Automated Multiple Mini Interview (MMI) Scoring
- URL: http://arxiv.org/abs/2602.02360v1
- Date: Mon, 02 Feb 2026 17:20:25 GMT
- Title: Automated Multiple Mini Interview (MMI) Scoring
- Authors: Ryan Huynh, Frank Guerin, Alison Callwood,
- Abstract summary: We show that state-of-the-art rationale-based fine-tuning methods struggle with the abstract, context-dependent nature of Mini-Interviews.<n>We introduce a multi-agent prompting framework that breaks down the evaluation process into transcript refinement and criterion-specific scoring.

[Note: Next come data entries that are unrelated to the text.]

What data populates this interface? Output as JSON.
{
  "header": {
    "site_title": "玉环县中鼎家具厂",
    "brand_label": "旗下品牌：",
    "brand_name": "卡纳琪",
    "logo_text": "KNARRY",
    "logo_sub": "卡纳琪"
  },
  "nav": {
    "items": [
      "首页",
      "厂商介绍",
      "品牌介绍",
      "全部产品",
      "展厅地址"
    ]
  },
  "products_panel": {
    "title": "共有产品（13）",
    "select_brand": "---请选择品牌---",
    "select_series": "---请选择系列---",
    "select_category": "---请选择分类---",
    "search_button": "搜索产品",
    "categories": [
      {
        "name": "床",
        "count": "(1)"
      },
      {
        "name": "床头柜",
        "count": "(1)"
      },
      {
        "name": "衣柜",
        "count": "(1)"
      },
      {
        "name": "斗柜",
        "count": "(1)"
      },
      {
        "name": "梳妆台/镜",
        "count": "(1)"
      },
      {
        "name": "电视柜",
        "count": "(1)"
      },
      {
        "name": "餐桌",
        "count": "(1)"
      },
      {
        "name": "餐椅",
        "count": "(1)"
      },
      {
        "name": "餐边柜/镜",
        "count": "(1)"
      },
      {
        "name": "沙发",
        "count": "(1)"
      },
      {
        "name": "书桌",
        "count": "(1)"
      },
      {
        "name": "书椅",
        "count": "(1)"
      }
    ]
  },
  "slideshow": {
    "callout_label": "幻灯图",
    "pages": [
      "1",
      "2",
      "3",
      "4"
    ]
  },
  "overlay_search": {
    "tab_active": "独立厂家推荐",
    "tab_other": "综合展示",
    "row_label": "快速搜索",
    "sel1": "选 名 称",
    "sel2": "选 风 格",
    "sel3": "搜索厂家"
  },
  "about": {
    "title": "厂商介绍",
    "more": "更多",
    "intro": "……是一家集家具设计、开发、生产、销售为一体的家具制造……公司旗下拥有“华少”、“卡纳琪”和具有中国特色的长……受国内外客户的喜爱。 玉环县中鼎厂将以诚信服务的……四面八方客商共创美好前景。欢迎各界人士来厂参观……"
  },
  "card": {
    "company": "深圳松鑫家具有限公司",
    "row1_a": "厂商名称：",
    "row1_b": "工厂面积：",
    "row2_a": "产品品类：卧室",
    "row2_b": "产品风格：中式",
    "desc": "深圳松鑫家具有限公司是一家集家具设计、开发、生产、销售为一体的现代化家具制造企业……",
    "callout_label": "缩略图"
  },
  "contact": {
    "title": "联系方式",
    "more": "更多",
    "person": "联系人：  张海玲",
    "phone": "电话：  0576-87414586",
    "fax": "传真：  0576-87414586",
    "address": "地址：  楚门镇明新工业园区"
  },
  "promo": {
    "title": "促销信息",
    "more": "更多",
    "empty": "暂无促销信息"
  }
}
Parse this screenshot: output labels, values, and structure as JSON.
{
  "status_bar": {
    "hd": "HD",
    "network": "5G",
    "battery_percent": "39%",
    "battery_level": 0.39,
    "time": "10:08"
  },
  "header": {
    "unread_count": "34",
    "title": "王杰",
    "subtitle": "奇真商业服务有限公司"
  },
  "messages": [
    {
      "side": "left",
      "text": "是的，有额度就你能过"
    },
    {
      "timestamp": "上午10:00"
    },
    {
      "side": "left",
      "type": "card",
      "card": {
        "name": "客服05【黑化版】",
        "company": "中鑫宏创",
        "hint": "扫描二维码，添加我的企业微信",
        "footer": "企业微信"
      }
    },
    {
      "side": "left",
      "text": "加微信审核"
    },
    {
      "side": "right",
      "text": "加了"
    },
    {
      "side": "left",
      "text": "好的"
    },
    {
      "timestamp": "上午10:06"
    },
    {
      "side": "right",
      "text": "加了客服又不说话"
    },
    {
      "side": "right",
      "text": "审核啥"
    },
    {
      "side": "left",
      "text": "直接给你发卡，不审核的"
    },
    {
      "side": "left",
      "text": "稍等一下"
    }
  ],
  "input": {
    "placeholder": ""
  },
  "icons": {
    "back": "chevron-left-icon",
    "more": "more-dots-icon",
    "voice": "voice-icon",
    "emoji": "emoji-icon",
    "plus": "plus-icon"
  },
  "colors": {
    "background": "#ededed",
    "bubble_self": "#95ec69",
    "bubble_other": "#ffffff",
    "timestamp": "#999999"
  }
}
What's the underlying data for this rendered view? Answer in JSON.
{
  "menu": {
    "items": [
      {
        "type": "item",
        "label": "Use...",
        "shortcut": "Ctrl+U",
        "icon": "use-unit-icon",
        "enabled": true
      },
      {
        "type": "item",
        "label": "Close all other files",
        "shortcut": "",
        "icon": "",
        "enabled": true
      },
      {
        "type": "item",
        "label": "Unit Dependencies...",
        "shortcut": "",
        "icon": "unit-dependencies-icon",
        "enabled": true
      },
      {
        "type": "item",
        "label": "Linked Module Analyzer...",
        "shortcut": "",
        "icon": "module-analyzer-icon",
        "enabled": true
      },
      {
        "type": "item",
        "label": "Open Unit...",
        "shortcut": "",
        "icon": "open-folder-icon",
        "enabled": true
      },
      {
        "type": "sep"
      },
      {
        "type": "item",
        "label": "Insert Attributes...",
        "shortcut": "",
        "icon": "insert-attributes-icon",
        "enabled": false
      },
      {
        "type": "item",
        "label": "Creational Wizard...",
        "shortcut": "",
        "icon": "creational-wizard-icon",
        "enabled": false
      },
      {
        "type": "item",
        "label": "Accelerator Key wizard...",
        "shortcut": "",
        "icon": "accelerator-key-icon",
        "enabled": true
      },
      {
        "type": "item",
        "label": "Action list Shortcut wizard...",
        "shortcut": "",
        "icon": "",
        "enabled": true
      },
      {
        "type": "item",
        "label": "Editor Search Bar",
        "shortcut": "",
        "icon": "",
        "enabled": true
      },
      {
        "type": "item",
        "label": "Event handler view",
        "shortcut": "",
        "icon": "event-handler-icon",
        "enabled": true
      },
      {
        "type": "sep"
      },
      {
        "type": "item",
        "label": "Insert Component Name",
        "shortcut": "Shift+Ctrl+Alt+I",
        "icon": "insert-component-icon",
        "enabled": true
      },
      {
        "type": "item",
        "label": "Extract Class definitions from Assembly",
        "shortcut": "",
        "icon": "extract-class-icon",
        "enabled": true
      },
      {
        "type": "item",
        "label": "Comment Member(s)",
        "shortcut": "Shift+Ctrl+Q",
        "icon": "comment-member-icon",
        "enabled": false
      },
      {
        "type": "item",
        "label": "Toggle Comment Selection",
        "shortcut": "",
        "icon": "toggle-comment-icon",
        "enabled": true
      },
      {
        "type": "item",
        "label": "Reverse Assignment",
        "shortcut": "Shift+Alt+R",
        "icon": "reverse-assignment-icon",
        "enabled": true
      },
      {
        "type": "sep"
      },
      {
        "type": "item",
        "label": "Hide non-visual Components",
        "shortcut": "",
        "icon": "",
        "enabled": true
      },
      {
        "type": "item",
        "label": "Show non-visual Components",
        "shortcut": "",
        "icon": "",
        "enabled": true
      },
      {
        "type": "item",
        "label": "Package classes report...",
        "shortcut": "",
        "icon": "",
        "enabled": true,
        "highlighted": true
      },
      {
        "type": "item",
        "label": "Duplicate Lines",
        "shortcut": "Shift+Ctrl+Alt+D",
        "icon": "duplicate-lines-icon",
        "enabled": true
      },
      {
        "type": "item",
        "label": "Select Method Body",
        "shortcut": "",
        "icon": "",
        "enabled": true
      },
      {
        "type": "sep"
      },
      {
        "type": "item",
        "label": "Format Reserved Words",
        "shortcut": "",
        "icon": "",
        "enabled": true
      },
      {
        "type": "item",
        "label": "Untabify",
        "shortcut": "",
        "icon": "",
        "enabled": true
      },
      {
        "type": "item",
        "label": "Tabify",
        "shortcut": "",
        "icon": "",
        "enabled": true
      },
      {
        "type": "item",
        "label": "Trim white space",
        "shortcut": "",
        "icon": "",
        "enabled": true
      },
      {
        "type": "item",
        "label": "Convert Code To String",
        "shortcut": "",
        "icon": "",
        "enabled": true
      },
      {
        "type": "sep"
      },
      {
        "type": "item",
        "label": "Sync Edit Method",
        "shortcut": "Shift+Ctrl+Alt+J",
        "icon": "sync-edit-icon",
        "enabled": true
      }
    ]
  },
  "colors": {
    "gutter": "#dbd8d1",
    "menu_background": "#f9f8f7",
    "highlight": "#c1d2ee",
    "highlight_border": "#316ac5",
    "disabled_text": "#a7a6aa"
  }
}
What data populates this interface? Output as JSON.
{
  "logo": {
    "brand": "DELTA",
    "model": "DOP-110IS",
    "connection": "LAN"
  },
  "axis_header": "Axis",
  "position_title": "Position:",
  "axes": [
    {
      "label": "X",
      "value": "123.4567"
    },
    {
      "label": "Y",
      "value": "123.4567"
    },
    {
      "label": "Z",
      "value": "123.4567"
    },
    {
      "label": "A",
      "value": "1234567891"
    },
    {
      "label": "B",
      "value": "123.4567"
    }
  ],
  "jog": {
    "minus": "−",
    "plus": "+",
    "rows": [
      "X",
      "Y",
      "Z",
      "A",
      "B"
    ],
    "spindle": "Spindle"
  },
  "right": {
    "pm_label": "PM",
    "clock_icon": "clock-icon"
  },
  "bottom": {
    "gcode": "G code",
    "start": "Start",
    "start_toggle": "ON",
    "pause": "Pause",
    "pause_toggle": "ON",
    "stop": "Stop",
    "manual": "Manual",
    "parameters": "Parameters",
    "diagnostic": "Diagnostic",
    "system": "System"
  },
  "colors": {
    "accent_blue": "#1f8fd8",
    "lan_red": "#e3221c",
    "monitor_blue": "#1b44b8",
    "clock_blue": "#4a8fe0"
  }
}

- Score: 5.277507079014855
- License: http://creativecommons.org/licenses/by/4.0/
- Abstract: Assessing soft skills such as empathy, ethical judgment, and communication is essential in competitive selection processes, yet human scoring is often inconsistent and biased. While Large Language Models (LLMs) have improved Automated Essay Scoring (AES), we show that state-of-the-art rationale-based fine-tuning methods struggle with the abstract, context-dependent nature of Multiple Mini-Interviews (MMIs), missing the implicit signals embedded in candidate narratives. We introduce a multi-agent prompting framework that breaks down the evaluation process into transcript refinement and criterion-specific scoring. Using 3-shot in-context learning with a large instruct-tuned model, our approach outperforms specialised fine-tuned baselines (Avg QWK 0.62 vs 0.32) and achieves reliability comparable to human experts. We further demonstrate the generalisability of our framework on the ASAP benchmark, where it rivals domain-specific state-of-the-art models without additional training. These findings suggest that for complex, subjective reasoning tasks, structured prompt engineering may offer a scalable alternative to data-intensive fine-tuning, altering how LLMs can be applied to automated assessment.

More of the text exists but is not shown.